Economic Improvement District
The City of Oregon City contracts with Main Street Oregon City (dba Downtown Oregon City Association) to administer the funds collected on behalf of the Economic Improvement District. As a 501c(3) non-profit, the association is able to utilize other funding sources to greatly reduce the cost of services to the district. Expenditures vary by year, but in general, the association is able to invest 4 times of what is collected in fees.
- Reduce vacancy to lower than 5%.
- Activate first floor uses.
- Develop housing units within district.
- Continued investment in existing structures.
- Activate public spaces.
- Integrate downtown with mill site.
- Partner with and support city downtown economic development objectives.
- Create a stronger link between north end of downtown and historic core.
What is an EID?
Economic Improvement Districts are designated commercial districts within which property owners agree to self-assess a fee that funds a higher level of service than otherwise provided by a municipality. Oregon City’s downtown Economic Improvement District has been in place since April 2011. EIDs can be renewed indefinitely for up to five years at a time with the approval of district property owners.
Most districts in Oregon are renewed. McMinnville has had an EID for 28 years!
How are EID’s created?
Typically, a representative group of property owners work to gather support for the district’s creation. An ordinance is proposed by the city commission and open for public comment. If property owners representing more than two-thirds of the assessment fees choose not to object, the district is formed or renewed.
What is downtown’s fee structure?
Property owners within Oregon City’s district are assessed 0.5% of their property value as determined by the county tax assessor up to a maximum of $975 per year. Any portion of a property that includes residential is excluded from the assessed value.

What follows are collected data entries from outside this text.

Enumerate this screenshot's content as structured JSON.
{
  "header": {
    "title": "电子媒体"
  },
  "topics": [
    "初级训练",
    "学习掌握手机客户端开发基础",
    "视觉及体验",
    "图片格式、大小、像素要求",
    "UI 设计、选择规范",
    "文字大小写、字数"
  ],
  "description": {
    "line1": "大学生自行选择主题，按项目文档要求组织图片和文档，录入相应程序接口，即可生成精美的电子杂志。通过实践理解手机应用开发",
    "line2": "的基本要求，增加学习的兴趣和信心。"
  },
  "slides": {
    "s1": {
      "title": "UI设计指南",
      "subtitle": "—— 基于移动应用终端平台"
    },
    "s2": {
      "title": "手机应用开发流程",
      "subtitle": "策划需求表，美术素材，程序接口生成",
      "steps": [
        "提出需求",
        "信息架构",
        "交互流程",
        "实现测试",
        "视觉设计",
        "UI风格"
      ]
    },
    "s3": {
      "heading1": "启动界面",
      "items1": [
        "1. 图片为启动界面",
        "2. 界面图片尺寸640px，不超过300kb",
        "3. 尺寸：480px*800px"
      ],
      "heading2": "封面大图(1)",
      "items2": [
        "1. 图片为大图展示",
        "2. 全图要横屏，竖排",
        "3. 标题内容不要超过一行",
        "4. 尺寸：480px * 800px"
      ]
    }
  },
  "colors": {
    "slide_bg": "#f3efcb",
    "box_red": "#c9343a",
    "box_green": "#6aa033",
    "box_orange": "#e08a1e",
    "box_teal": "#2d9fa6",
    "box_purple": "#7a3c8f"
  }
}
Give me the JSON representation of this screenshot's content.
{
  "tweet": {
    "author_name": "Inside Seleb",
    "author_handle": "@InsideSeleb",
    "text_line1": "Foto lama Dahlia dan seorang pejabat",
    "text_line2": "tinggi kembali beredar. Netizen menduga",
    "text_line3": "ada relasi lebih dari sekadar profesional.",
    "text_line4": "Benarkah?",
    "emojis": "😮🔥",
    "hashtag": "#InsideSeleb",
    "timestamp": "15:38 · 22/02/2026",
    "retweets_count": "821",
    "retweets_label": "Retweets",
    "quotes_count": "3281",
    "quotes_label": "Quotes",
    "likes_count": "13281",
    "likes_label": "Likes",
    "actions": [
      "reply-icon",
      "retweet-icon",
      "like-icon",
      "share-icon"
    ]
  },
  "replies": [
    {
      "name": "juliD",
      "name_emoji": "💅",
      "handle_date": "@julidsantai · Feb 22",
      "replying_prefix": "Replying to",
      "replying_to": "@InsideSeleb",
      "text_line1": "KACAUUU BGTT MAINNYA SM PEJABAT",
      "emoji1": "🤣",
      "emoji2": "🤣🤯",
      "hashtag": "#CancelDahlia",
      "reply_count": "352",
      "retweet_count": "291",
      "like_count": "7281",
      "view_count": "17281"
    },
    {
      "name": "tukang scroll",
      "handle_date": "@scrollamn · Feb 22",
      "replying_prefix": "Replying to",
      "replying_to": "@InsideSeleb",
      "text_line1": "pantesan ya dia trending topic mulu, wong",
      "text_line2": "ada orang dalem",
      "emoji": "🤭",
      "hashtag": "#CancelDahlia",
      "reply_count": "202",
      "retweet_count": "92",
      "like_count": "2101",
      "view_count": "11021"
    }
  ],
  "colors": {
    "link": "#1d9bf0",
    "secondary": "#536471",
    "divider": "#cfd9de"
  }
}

How is the EID represented?
The Downtown Oregon City Association is led by a 9 to 13 member board of directors representing property owners, businesses, and Oregon City residents. While the composition of the board varies from year to year, every director has an expressed interest in the revitalization of downtown Oregon City. The association is a nationally accredited “Main Street” following a model that has leveraged nearly $60 billion in investment in nearly 2,000 communities. Focusing on what economists call the “four forces of property value,” social, political, physical, and economic, the association’s work not only drives vitality but accelerates the return on investment of district property owners.